What are some of the warning signs that an organisation may be headed into trouble?
Start with how people spend their time.
We’ve known since at least the 1950s, with the work done by William Oncken and Peter Drucker, that management’s time is a key variable in organisational performance, especially in the long term.
Management time is the source of leverage — through what it’s spent on, and how much work is done by the people being managed.
Multipliers on work come with establishing and insisting upon free action by those below you. The term delegation doesn’t mean, in other words, telling people what to do and how to do it, or requiring endless check-ins and approvals, but making them responsible for outcomes and removing barriers to their ability to achieve, all the time guiding and teaching as needed.
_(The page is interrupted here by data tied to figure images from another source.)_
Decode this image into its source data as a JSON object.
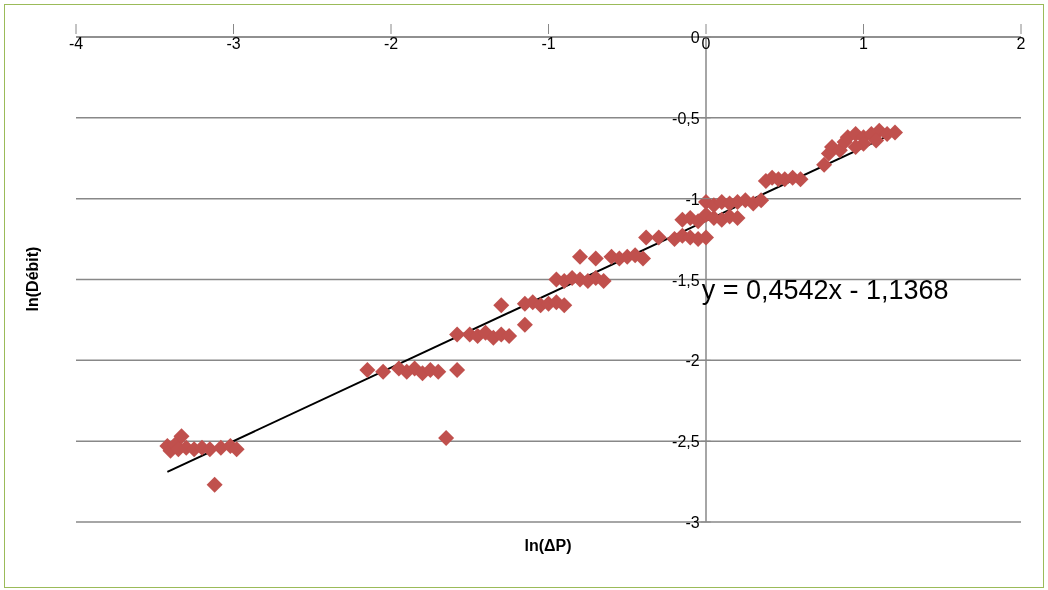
{
  "chart_data": {
    "type": "scatter",
    "xlabel": "ln(ΔP)",
    "ylabel": "ln(Débit)",
    "xlim": [
      -4,
      2
    ],
    "xticks": [
      -4,
      -3,
      -2,
      -1,
      0,
      1,
      2
    ],
    "ylim": [
      -3,
      0
    ],
    "yticks": [
      {
        "value": -3,
        "label": "-3"
      },
      {
        "value": -2.5,
        "label": "-2,5"
      },
      {
        "value": -2,
        "label": "-2"
      },
      {
        "value": -1.5,
        "label": "-1,5"
      },
      {
        "value": -1,
        "label": "-1"
      },
      {
        "value": -0.5,
        "label": "-0,5"
      },
      {
        "value": 0,
        "label": "0"
      }
    ],
    "grid": "y",
    "annotations": [
      "y = 0,4542x - 1,1368"
    ],
    "series": [
      {
        "color": "#c0504d",
        "marker": "diamond",
        "x": [
          -3.42,
          -3.4,
          -3.37,
          -3.35,
          -3.33,
          -3.3,
          -3.25,
          -3.2,
          -3.15,
          -3.12,
          -3.08,
          -3.02,
          -2.98,
          -1.65,
          -2.15,
          -2.05,
          -1.95,
          -1.9,
          -1.85,
          -1.8,
          -1.75,
          -1.7,
          -1.58,
          -1.58,
          -1.5,
          -1.45,
          -1.4,
          -1.35,
          -1.3,
          -1.25,
          -1.3,
          -1.15,
          -1.15,
          -1.1,
          -1.05,
          -1,
          -0.95,
          -0.9,
          -0.95,
          -0.9,
          -0.85,
          -0.8,
          -0.75,
          -0.7,
          -0.65,
          -0.8,
          -0.7,
          -0.6,
          -0.55,
          -0.5,
          -0.45,
          -0.4,
          -0.38,
          -0.3,
          -0.2,
          -0.15,
          -0.1,
          -0.05,
          0,
          -0.15,
          -0.1,
          -0.05,
          0,
          0.05,
          0.1,
          0.15,
          0.2,
          0,
          0.05,
          0.1,
          0.15,
          0.2,
          0.25,
          0.3,
          0.35,
          0.38,
          0.42,
          0.46,
          0.5,
          0.55,
          0.6,
          0.75,
          0.78,
          0.8,
          0.85,
          0.88,
          0.9,
          0.95,
          1,
          1,
          1.05,
          1.1,
          1.15,
          1.2,
          0.95,
          1.08
        ],
        "values": [
          -2.53,
          -2.56,
          -2.52,
          -2.55,
          -2.47,
          -2.54,
          -2.55,
          -2.54,
          -2.55,
          -2.77,
          -2.54,
          -2.53,
          -2.55,
          -2.48,
          -2.06,
          -2.07,
          -2.05,
          -2.07,
          -2.05,
          -2.08,
          -2.06,
          -2.07,
          -2.06,
          -1.84,
          -1.84,
          -1.85,
          -1.83,
          -1.86,
          -1.84,
          -1.85,
          -1.66,
          -1.78,
          -1.65,
          -1.64,
          -1.66,
          -1.65,
          -1.64,
          -1.66,
          -1.5,
          -1.51,
          -1.49,
          -1.5,
          -1.51,
          -1.49,
          -1.51,
          -1.36,
          -1.37,
          -1.36,
          -1.37,
          -1.36,
          -1.35,
          -1.37,
          -1.24,
          -1.24,
          -1.25,
          -1.23,
          -1.24,
          -1.25,
          -1.24,
          -1.13,
          -1.12,
          -1.14,
          -1.1,
          -1.12,
          -1.13,
          -1.11,
          -1.12,
          -1.02,
          -1.04,
          -1.02,
          -1.03,
          -1.02,
          -1.01,
          -1.03,
          -1.01,
          -0.89,
          -0.87,
          -0.88,
          -0.88,
          -0.87,
          -0.88,
          -0.79,
          -0.72,
          -0.68,
          -0.7,
          -0.65,
          -0.62,
          -0.6,
          -0.62,
          -0.66,
          -0.6,
          -0.58,
          -0.6,
          -0.59,
          -0.68,
          -0.64
        ]
      },
      {
        "type": "line",
        "color": "#000000",
        "marker": "none",
        "x": [
          -3.42,
          1.2
        ],
        "values": [
          -2.69,
          -0.592
        ]
      }
    ]
  }
}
One sign that an organisation is headed toward trouble, therefore, is when the management cadre is too busy to pay attention to new and needed initiatives.
Consultants see this repeatedly. Whether they initiated a proposal that was accepted, or responded to the request for one, there’s a project they’ve been hired to undertake that offers the organisation a payback.
The executive sponsor may even have some degree of urgency in mind, if the numbers are meaningful enough.
But the managers involved don’t have schedule space to work with the consultant. They’re overloaded, according to their calendars. Meetings are proposed, then cancelled.
The staff are ready to go. The sponsor’s looking for progress toward completion. The consultant is there. But the manager can’t make the time.
There are crises that erupt. Some other project is in trouble, and needs to be put back on track. Delegation turned into a disaster with this staff member, and not only the pieces need to be picked up, but time has to go into that person’s learning, while it’s fresh.
There are also cyclical issues to deal with: it’s budget time, or plan time, or staff evaluation time.
Still, there’s an ironclad finding that’s often overlooked: management time is best spent where it produces the greatest leverage.
That consultant — who, depending on the financial arrangements, may or may not be costing you money — is a superb source of leverage. After all, you hired a consultant to do the job to get exactly that.
Finding the hours needed to get the project up and running, allocate internal resources, set intermediate checkpoints as needed and then stepping back should be a natural move. It increases the overall return on the manager’s time.
But too few see it that way. Instead they focus on the routine, the cyclical and the meetings that protect against harm (at the cost of great outcomes, by restricting staff freedom) and push the things that would make a difference now to the margins.
Do that often enough, broadly enough across the management cadre, or space too many gaps between involvements, and two things happen.
First, costs go up and benefits don’t accrue: not only do you delay achievement of the efforts (and getting the expected returns from it) but you also drive the cost of the project upward. (If you want people to bid hourly rates rather than value-priced fixed fees to do work, and then come to the cubicle assigned them in your offices and do little to nothing all day on your nickel while they wait on you, this is a good way to go about it.)
Second, if you’re that fully booked, you’re also not doing the job of a manager in looking over a longer time horizon than the immediate at challenges the organisation may face, or opportunities it may miss.